Гамилькар сердился, не понимал и опять уговаривал. Он описывал графине тяжелую жизнь в эмиграции. Полы будет мыть всему Парижу. Стирать сама себе трусы и бюстгальтеры. И прочие ужасы. По офирским законам Гамилькар должен был уговорить свою женщину, а женщина не должна была показать мужчине, чего она хочет. Когда графиня Кустодиева наконец поняла, что от нее требуется, то она наотрез отказалась отплывать во Францию:

— Ah! Ne me parlez pas de ce depart! Je ne veux pas en entendre parler! [31]

Гамилькар упал перед ней на колени. Графиня ни в какую не соглашалась. Последовала бурная ночь, офирский обряд был исполнен, графиня дала себя уговорить. Назавтра, был назначен исход.

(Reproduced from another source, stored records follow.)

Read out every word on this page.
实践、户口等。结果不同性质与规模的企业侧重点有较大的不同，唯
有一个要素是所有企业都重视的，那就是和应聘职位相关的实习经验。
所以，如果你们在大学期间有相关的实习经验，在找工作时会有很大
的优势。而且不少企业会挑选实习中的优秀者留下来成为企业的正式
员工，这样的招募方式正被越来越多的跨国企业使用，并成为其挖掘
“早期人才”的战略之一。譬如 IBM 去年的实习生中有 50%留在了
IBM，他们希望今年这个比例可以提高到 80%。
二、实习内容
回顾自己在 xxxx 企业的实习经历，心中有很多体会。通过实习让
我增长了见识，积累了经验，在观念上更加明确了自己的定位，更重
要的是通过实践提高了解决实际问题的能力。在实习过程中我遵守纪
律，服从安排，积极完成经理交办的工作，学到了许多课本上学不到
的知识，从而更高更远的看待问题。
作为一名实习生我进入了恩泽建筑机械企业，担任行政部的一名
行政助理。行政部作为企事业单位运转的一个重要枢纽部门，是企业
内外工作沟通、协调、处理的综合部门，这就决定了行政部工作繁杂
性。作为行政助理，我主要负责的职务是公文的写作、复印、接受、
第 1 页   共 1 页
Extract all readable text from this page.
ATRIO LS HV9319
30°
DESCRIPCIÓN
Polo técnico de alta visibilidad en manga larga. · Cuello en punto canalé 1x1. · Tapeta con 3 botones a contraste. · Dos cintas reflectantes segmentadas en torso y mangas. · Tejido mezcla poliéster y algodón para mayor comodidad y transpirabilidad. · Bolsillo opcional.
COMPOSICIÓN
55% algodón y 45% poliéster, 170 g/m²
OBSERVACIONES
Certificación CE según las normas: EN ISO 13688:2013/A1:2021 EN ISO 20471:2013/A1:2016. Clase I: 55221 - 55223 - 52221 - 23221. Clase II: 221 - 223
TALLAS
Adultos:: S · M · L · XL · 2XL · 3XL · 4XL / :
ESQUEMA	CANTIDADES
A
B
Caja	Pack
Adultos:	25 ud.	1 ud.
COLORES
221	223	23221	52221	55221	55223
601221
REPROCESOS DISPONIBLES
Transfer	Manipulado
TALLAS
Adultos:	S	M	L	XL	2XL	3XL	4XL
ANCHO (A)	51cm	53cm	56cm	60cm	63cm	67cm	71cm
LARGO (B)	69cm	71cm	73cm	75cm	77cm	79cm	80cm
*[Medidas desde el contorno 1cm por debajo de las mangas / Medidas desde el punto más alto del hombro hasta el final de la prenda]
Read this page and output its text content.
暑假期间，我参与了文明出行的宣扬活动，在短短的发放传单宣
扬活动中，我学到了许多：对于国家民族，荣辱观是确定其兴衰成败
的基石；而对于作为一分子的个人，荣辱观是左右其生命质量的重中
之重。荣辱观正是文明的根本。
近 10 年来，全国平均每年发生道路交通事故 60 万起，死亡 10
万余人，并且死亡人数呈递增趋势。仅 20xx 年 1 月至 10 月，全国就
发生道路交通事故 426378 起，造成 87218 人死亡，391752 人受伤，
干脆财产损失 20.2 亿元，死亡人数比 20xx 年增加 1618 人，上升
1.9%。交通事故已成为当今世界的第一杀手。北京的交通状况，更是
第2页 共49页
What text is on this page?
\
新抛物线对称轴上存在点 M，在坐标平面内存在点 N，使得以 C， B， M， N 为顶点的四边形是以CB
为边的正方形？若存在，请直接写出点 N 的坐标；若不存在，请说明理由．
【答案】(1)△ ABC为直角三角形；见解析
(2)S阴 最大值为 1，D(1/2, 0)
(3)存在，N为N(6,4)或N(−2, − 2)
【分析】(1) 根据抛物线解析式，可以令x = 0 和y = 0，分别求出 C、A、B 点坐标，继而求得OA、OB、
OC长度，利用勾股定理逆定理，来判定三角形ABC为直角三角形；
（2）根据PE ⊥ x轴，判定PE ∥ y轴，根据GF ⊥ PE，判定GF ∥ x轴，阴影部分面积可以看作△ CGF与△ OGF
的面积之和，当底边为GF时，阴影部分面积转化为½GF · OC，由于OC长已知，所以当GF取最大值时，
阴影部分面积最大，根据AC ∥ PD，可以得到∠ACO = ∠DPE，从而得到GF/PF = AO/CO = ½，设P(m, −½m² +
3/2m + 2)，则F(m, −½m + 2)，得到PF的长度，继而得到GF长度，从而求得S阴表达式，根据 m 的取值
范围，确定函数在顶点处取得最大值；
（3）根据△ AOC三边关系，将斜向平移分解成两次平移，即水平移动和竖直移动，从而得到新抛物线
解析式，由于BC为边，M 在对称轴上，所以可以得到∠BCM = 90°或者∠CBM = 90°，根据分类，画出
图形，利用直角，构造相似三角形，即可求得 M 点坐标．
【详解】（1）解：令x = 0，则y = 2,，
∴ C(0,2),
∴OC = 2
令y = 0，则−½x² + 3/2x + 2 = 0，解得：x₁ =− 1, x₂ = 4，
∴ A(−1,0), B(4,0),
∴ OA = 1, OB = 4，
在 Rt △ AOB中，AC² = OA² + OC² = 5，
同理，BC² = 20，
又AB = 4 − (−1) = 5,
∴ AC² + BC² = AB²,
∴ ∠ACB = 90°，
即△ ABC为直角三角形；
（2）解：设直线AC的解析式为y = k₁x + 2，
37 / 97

ГЛАВА 17. Взятка (окончание)

Вот если бы вы потеряли на улице 50 тысяч, а я бы их нашел!

А. Чехов — Л. Суворину

Потом уже Гайдамака понял, как психологически точно Скворцов все обставил.

Вот, значит, как.

Вот вам, командир, говорит Скворцов, большое вам спасибо за это. За это самое.

За уголь.

За три своих посещения он надоел Гайдамаке хуже черной редьки. Ходит, гнусавит, светит очками, гипнотизирует: уголь-шмуголь, доски-краски, летающие бомбардировщики… Даже переходящее Красное Знамя от скуки набок съехало. Не возьми Гайдамака те три сторублевки, этот хрен с бугра ему всю жизнь отравил бы, всю продовольственную пятилетку отдавал бы тот угольный долг, в окно бы лез, в ногах бы валялся. И день Скворцов выбрал правильно — от аванса уже далеко, до зарплаты еще не близко — 29 февраля, день глупый, редкий, несчастливый, придуманный, неестественный, искусственно вставленный в календарь. Психолог!

А этот сексуальный акт лишения невинности сторублевой пачки?… И веером на «Архипелаг ГУЛАГ». Обмахивайся, создавай ветер!

Считаем так: в стандартной банковской пачке — сто купюр. Сто умножаем на сто — получаем десять тысяч. Не хотите ли видеть: десять тысяч рублей за пазухой — это нам, как два пальца об асфальт.

Но все эти вычисления Гайдамака произвел потом, а тогда, 29 февраля, от вида тех длинных рублей он вдруг охрип и позорно заговорил в рифму:

— Тонна угля стоит три рубля, — сказал Гайдамака. — Это ты много даешь, ядрена вошь!

— Это не много, командир, — ответил Скворцов, застегивая свои сто одежек в обратном порядке. — Это очень мало… за хорошее отношение… к человеку. Это чтобы вам… теплее было.